Part of the problem is that CRDTs want to have strong eventual consistency - so, after merging everyone should be looking at the same final result. It’s hard to guarantee that if you pass the conflicting data to a LLM.
Exactly. This process of putting users in control by notifying them about changes and allowing them to decide how to merge is essential when dealing with text.
It sounds like Loro can do that too, but then again, is it worth the complexity over git?
darcs [0] patch theory was a predecessor to OTs/CRDTs (and a predecessor to git as well; in some ways it is the "smart" to which git was named "dumb"). When it works and performs well it is still sometimes version control magic.
pijul [1] is an interesting experiment to watch, trying to keep the patch theory flag flying and also trying to bring in updates from OTs and CRDTs as it can.
Asynchronous editing on a centralized platform only infrequently causes actual conflicts in practice, like multiple users editing the same sentence at the same time. Either the editing is actually sequential in time, or independent parts of the document are being edited. With asynchronous decentralized/offline editing, conflicts become more likely.
Hey, sounds like you'd love what we're building @ Ellipsus — https://ellipsus.com
We started off your same exact assumptions and built a text editor that combines the best of both worlds: you can collaborate in real-time on the same piece; or branch off of it, work on your own and then have it reviewed and merged back into the main branch. That and other features that should make writing together a pleasure.
Reach out if you want to give it a spin, we'd appreciate your feedback!

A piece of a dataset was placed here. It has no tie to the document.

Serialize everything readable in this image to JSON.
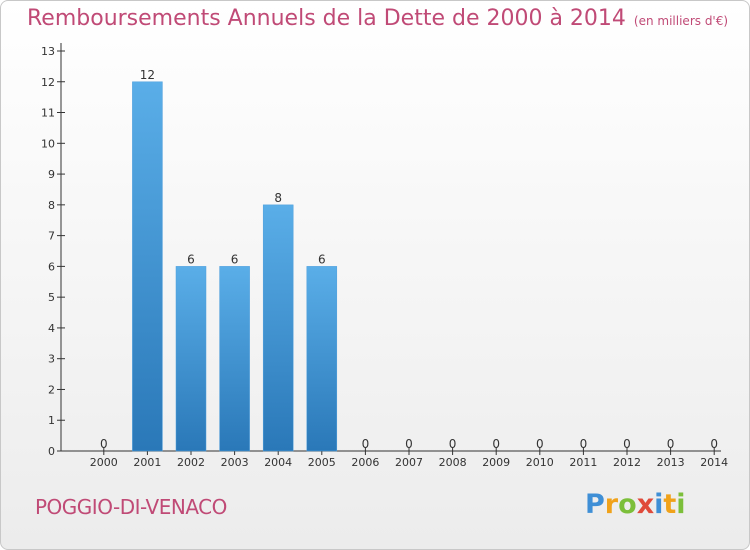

Git is still great for developers, who are comfortable with the command-line and are willing to learn all of Git's concepts.
But let's be honest, Git isn't the most friendly tool for most computer users, many of whom have never touched any command-line interface, let alone Git. And yes, there's git-GUIs, but I find those are even more complex.
> The REG algorithm excels with its fast local update speeds and eliminate concerns about tombstone collection in CRDTs. For instance, if an operation has been synchronized across all endpoints, no new operations will occur concurrently with it, allowing it to be safely removed from the history.
If you remove these ops from history, does that remove the ability to time travel (per the home page "An antidote to regret, enabling historical edits traversal") or merge branches? How can we be sure an operation is synchronized?
If dropping these ops is necessary for speed/storage optimization but disables time-travel, is it possible to put the removed historical/tombstone ops into a "cold storage" that's optional and only loaded for time-travel use?